Yes you're right I've filled I-130 for spouse of permanent resident. I didn't have to wait that long because there was an exemption for those who got LPR thru Asylum, so everything happened pretty quickly, less than a year from time I sent I-130 to the time she crossed the border.
So when she arrived to the US airport, it created confusion among immigration officers there, it took them good half a hour to figure out what's going on, but finally they stamped her passport as "Admitted for an indefinite period as a returning dependent of an asylee under section 208(b)" and let her in.

I haven't applied to LPR for her yet, just made State ID, SSN, EAC.
 

newacct

Well-Known Member
#17
Yes you're right I've filled I-130 for spouse of permanent resident. I didn't have to wait that long because there was an exemption for those who got LPR thru Asylum, so everything happened pretty quickly, less than a year from time I sent I-130 to the time she crossed the border.
So when she arrived to the US airport, it created confusion among immigration officers there, it took them good half a hour to figure out what's going on, but finally they stamped her passport as "Admitted for an indefinite period as a returning dependent of an asylee under section 208(b)" and let her in.

I haven't applied to LPR for her yet, just made State ID, SSN, EAC.
This doesn't really make sense. If you filed I-130 to petition her to immigrate in F2A category, she would have gotten an immigrant visa with category F21 or C21, and she would have automatically became an LPR the moment she entered the US (the actual green card would arrive a bit later). But you said she isn't an LPR and doesn't have a green card, so that doesn't seem like what happened, unless they somehow admitted her incorrectly or something.

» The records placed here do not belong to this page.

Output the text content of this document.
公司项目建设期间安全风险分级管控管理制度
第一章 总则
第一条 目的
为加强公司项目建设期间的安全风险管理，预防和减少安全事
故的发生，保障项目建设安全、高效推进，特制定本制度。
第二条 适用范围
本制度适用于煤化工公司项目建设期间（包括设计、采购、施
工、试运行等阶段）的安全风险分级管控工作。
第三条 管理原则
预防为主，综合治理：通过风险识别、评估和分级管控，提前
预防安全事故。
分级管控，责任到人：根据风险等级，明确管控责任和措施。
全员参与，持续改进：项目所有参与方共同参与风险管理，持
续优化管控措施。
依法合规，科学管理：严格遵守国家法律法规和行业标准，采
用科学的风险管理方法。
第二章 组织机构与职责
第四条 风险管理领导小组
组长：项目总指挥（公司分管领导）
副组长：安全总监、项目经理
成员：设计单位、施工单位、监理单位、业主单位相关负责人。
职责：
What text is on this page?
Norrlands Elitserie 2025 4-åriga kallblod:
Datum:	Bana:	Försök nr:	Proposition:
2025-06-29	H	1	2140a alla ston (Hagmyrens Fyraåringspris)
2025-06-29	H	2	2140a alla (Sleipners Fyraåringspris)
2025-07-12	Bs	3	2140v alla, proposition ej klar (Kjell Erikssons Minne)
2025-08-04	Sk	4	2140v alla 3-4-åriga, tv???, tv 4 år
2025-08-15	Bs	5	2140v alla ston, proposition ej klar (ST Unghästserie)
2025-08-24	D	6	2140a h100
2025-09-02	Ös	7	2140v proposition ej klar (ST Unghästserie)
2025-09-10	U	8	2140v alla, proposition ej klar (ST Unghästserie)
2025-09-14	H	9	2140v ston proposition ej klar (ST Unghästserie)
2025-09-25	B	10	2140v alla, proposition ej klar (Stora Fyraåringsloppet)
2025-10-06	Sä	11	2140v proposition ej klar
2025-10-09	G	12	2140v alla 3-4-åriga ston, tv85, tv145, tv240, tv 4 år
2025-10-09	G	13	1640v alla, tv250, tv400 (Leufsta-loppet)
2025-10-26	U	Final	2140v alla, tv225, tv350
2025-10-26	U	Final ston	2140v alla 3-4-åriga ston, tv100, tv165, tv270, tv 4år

If she came as a derivative asylee, they would have given her a "boarding foil" to come to the US, not a "visa" (although it might look like a visa; it might say "ZZ" or "YY" in the category, and it might also say "V92" somewhere for follow-to-join derivative asylee/refugee). The stamp that she got seems to agree with this.
 

flagman

Registered Users (C)
#18
This doesn't really make sense. If you filed I-130 to petition her to immigrate in F2A category, she would have gotten an immigrant visa with category F21 or C21, and she would have automatically became an LPR the moment she entered the US (the actual green card would arrive a bit later). But you said she isn't an LPR and doesn't have a green card, so that doesn't seem like what happened, unless they somehow admitted her incorrectly or something.

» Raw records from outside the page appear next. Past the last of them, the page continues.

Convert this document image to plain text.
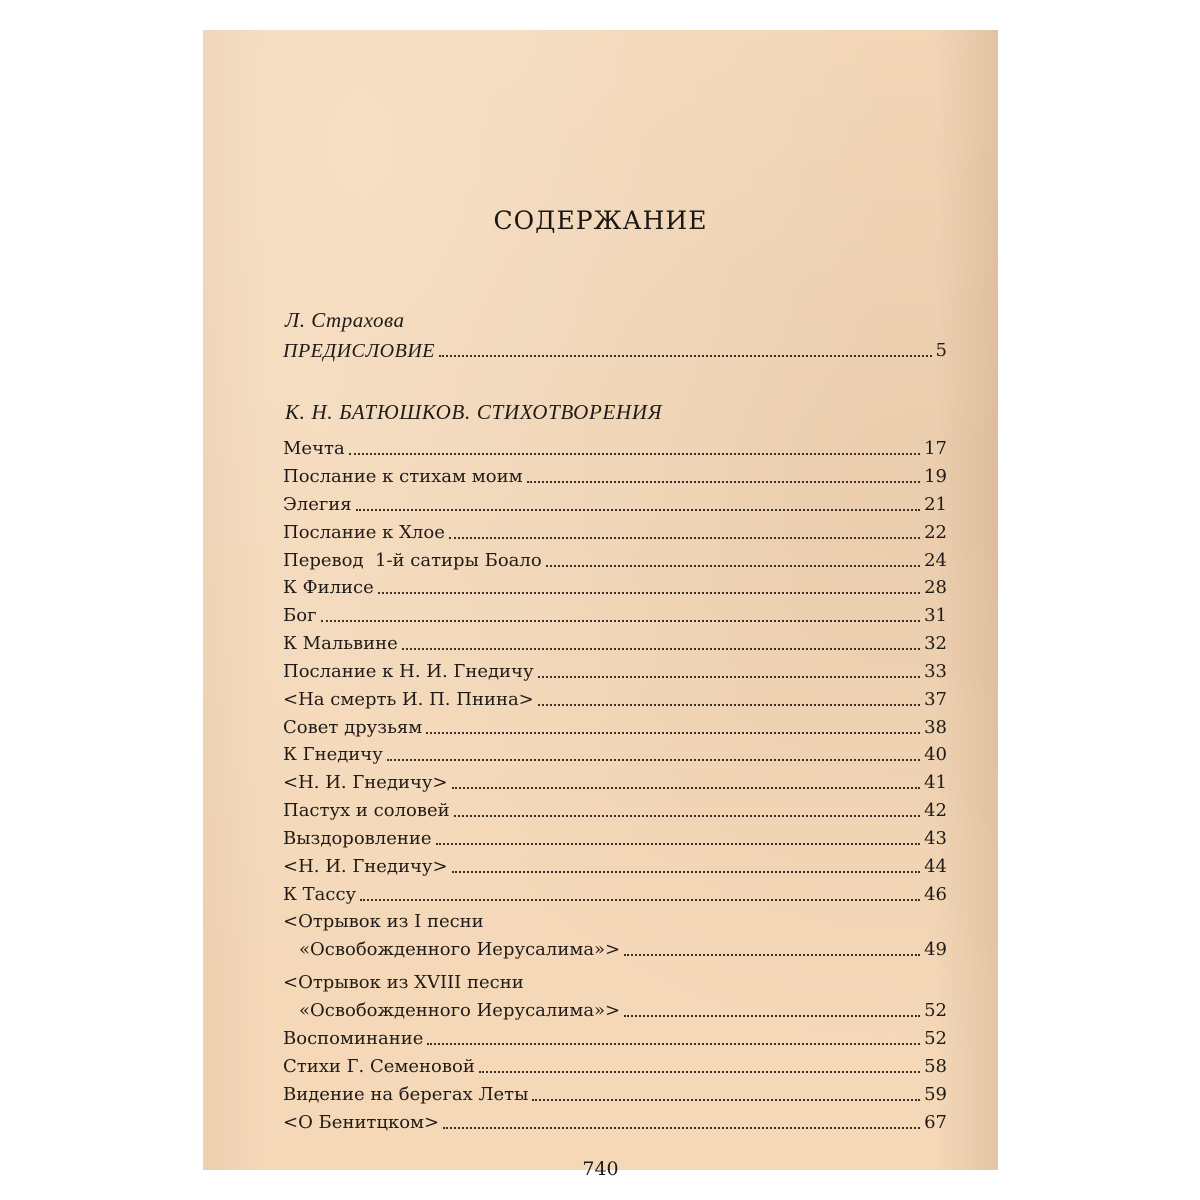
СОДЕРЖАНИЕ
Л. Страхова
ПРЕДИСЛОВИЕ	5
К. Н. БАТЮШКОВ. СТИХОТВОРЕНИЯ
Мечта	17
Послание к стихам моим	19
Элегия	21
Послание к Хлое	22
Перевод  1-й сатиры Боало	24
К Филисе	28
Бог	31
К Мальвине	32
Послание к Н. И. Гнедичу	33
<На смерть И. П. Пнина>	37
Совет друзьям	38
К Гнедичу	40
<Н. И. Гнедичу>	41
Пастух и соловей	42
Выздоровление	43
<Н. И. Гнедичу>	44
К Тассу	46
<Отрывок из I песни
«Освобожденного Иерусалима»>	49
<Отрывок из XVIII песни
«Освобожденного Иерусалима»>	52
Воспоминание	52
Стихи Г. Семеновой	58
Видение на берегах Леты	59
<О Бенитцком>	67
740
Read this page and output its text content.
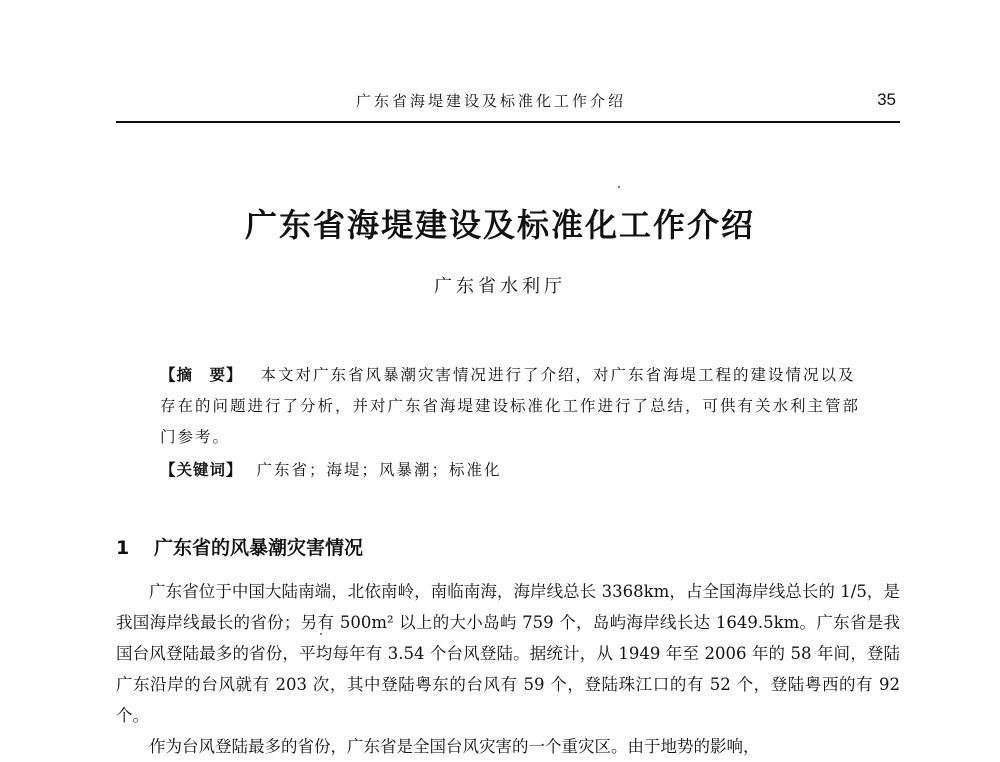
广东省海堤建设及标准化工作介绍	35
广东省海堤建设及标准化工作介绍
广东省水利厅
【摘　要】 本文对广东省风暴潮灾害情况进行了介绍，对广东省海堤工程的建设情况以及存在的问题进行了分析，并对广东省海堤建设标准化工作进行了总结，可供有关水利主管部门参考。
【关键词】 广东省；海堤；风暴潮；标准化
1 广东省的风暴潮灾害情况

广东省位于中国大陆南端，北依南岭，南临南海，海岸线总长 3368km，占全国海岸线总长的 1/5，是我国海岸线最长的省份；另有 500m² 以上的大小岛屿 759 个，岛屿海岸线长达 1649.5km。广东省是我国台风登陆最多的省份，平均每年有 3.54 个台风登陆。据统计，从 1949 年至 2006 年的 58 年间，登陆广东沿岸的台风就有 203 次，其中登陆粤东的台风有 59 个，登陆珠江口的有 52 个，登陆粤西的有 92 个。

作为台风登陆最多的省份，广东省是全国台风灾害的一个重灾区。由于地势的影响，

If she came as a derivative asylee, they would have given her a "boarding foil" to come to the US, not a "visa" (although it might look like a visa; it might say "ZZ" or "YY" in the category, and it might also say "V92" somewhere for follow-to-join derivative asylee/refugee). The stamp that she got seems to agree with this.
Yes I filled I-130 petition, but in consulate they gave her YY not a VISA thing and 'boarding foil'. Probably that caused confusion, cause there were multiple officers who could not figure out what to do with her in airport. Finally someone arrived and stamped her passport.
I understand that somehow I-130 does not correspond with what the gave in consulate, but it was I-130 and YY category in passport.
 

flagman

Registered Users (C)
#20
Its not an intentional delay, we just didn't care about that, since that won't allow us to travel back to our origin country before we get Citizenship anyways.
But since It is required for naturalization, I will do that next week.

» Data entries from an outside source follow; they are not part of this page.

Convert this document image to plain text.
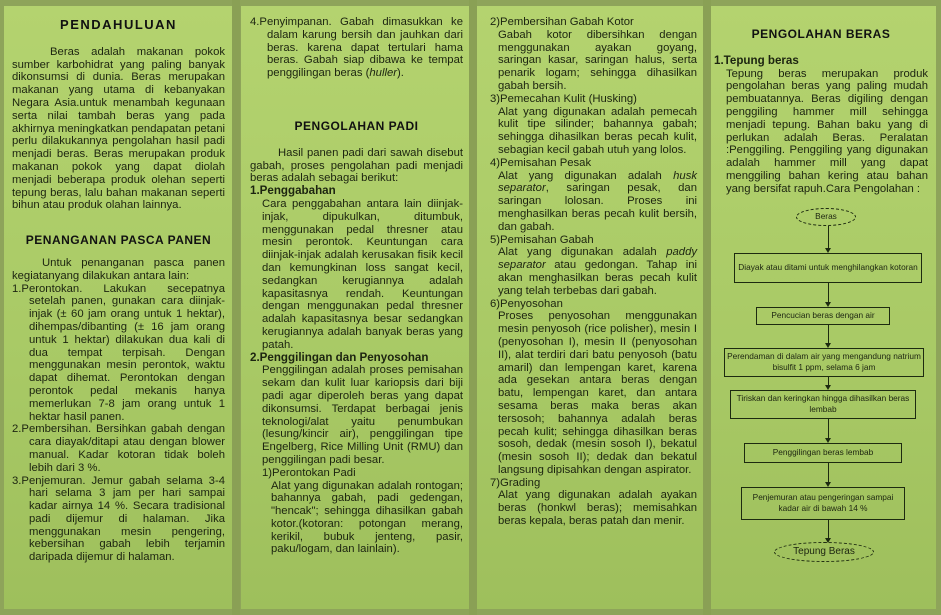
PENDAHULUAN

Beras adalah makanan pokok sumber karbohidrat yang paling banyak dikonsumsi di dunia. Beras merupakan makanan yang utama di kebanyakan Negara Asia.untuk menambah kegunaan serta nilai tambah beras yang pada akhirnya meningkatkan pendapatan petani perlu dilakukannya pengolahan hasil padi menjadi beras. Beras merupakan produk makanan pokok yang dapat diolah menjadi beberapa produk olehan seperti tepung beras, lalu bahan makanan seperti bihun atau produk olahan lainnya.

PENANGANAN PASCA PANEN

Untuk penanganan pasca panen kegiatanyang dilakukan antara lain:

1.Perontokan. Lakukan secepatnya setelah panen, gunakan cara diinjak-injak (± 60 jam orang untuk 1 hektar), dihempas/dibanting (± 16 jam orang untuk 1 hektar) dilakukan dua kali di dua tempat terpisah. Dengan menggunakan mesin perontok, waktu dapat dihemat. Perontokan dengan perontok pedal mekanis hanya memerlukan 7-8 jam orang untuk 1 hektar hasil panen.
2.Pembersihan. Bersihkan gabah dengan cara diayak/ditapi atau dengan blower manual. Kadar kotoran tidak boleh lebih dari 3 %.
3.Penjemuran. Jemur gabah selama 3-4 hari selama 3 jam per hari sampai kadar airnya 14 %. Secara tradisional padi dijemur di halaman. Jika menggunakan mesin pengering, kebersihan gabah lebih terjamin daripada dijemur di halaman.
4.Penyimpanan. Gabah dimasukkan ke dalam karung bersih dan jauhkan dari beras. karena dapat tertulari hama beras. Gabah siap dibawa ke tempat penggilingan beras (huller).
PENGOLAHAN PADI

Hasil panen padi dari sawah disebut gabah, proses pengolahan padi menjadi beras adalah sebagai berikut:

1.Penggabahan

Cara penggabahan antara lain diinjak-injak, dipukulkan, ditumbuk, menggunakan pedal thresner atau mesin perontok. Keuntungan cara diinjak-injak adalah kerusakan fisik kecil dan kemungkinan loss sangat kecil, sedangkan kerugiannya adalah kapasitasnya rendah. Keuntungan dengan menggunakan pedal thresner adalah kapasitasnya besar sedangkan kerugiannya adalah banyak beras yang patah.

2.Penggilingan dan Penyosohan

Penggilingan adalah proses pemisahan sekam dan kulit luar kariopsis dari biji padi agar diperoleh beras yang dapat dikonsumsi. Terdapat berbagai jenis teknologi/alat yaitu penumbukan (lesung/kincir air), penggilingan tipe Engelberg, Rice Milling Unit (RMU) dan penggilingan padi besar.

1)Perontokan Padi

Alat yang digunakan adalah rontogan; bahannya gabah, padi gedengan, "hencak"; sehingga dihasilkan gabah kotor.(kotoran: potongan merang, kerikil, bubuk jenteng, pasir, paku/logam, dan lainlain).

2)Pembersihan Gabah Kotor

Gabah kotor dibersihkan dengan menggunakan ayakan goyang, saringan kasar, saringan halus, serta penarik logam; sehingga dihasilkan gabah bersih.

3)Pemecahan Kulit (Husking)

Alat yang digunakan adalah pemecah kulit tipe silinder; bahannya gabah; sehingga dihasilkan beras pecah kulit, sebagian kecil gabah utuh yang lolos.

4)Pemisahan Pesak

Alat yang digunakan adalah husk separator, saringan pesak, dan saringan lolosan. Proses ini menghasilkan beras pecah kulit bersih, dan gabah.

5)Pemisahan Gabah

Alat yang digunakan adalah paddy separator atau gedongan. Tahap ini akan menghasilkan beras pecah kulit yang telah terbebas dari gabah.

6)Penyosohan

Proses penyosohan menggunakan mesin penyosoh (rice polisher), mesin I (penyosohan I), mesin II (penyosohan II), alat terdiri dari batu penyosoh (batu amaril) dan lempengan karet, karena ada gesekan antara beras dengan batu, lempengan karet, dan antara sesama beras maka beras akan tersosoh; bahannya adalah beras pecah kulit; sehingga dihasilkan beras sosoh, dedak (mesin sosoh I), bekatul (mesin sosoh II); dedak dan bekatul langsung dipisahkan dengan aspirator.

7)Grading

Alat yang digunakan adalah ayakan beras (honkwl beras); memisahkan beras kepala, beras patah dan menir.

PENGOLAHAN BERAS
1.Tepung beras

Tepung beras merupakan produk pengolahan beras yang paling mudah pembuatannya. Beras digiling dengan penggiling hammer mill sehingga menjadi tepung. Bahan baku yang di perlukan adalah Beras. Peralatan :Penggiling. Penggiling yang digunakan adalah hammer mill yang dapat menggiling bahan kering atau bahan yang bersifat rapuh.Cara Pengolahan :

Beras
Diayak atau ditami untuk menghilangkan kotoran
Pencucian beras dengan air
Perendaman di dalam air yang mengandung natrium bisulfit 1 ppm, selama 6 jam
Tiriskan dan keringkan hingga dihasilkan beras lembab
Penggilingan beras lembab
Penjemuran atau pengeringan sampai kadar air di bawah 14 %
Tepung Beras
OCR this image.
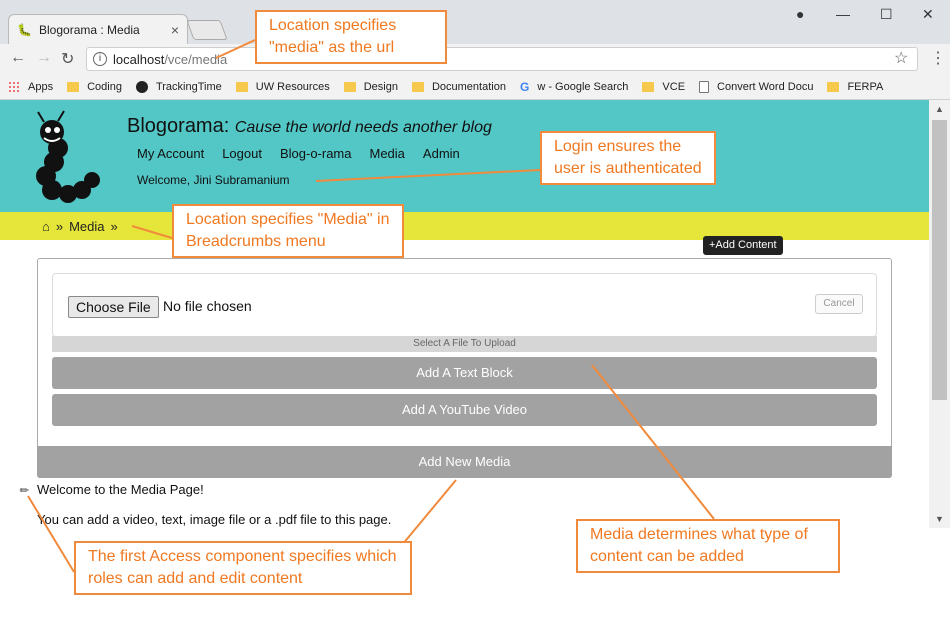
🐛 Blogorama : Media	×
● — ☐ ✕
← → ↻	i localhost /vce/media	☆ ⋮
Apps	Coding	TrackingTime	UW Resources	Design	Documentation G w - Google Search	VCE	Convert Word Docu	FERPA
Blogorama: Cause the world needs another blog
My Account Logout Blog-o-rama Media Admin
Welcome, Jini Subramanium
⌂ » Media »
+Add Content
Choose File No file chosen	Cancel
Select A File To Upload
Add A Text Block
Add A YouTube Video
Add New Media
✎ Welcome to the Media Page!
You can add a video, text, image file or a .pdf file to this page.
▲
▼
Location specifies "media" as the url
Login ensures the user is authenticated
Location specifies "Media" in Breadcrumbs menu
Media determines what type of content can be added
The first Access component specifies which roles can add and edit content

May I ask it here, I submit two I-485 forms as a derivative applicants, one for wife and one for son, 2 fees, marriage certificate, photos, etc.

But what would be the Evidence of your asylum status and Evidence of one-year physical presence in the U.S.?

And do we need I-693, Report of Medical Examination and Vaccination Record? Medical exams were performed in origin country before going to consulate.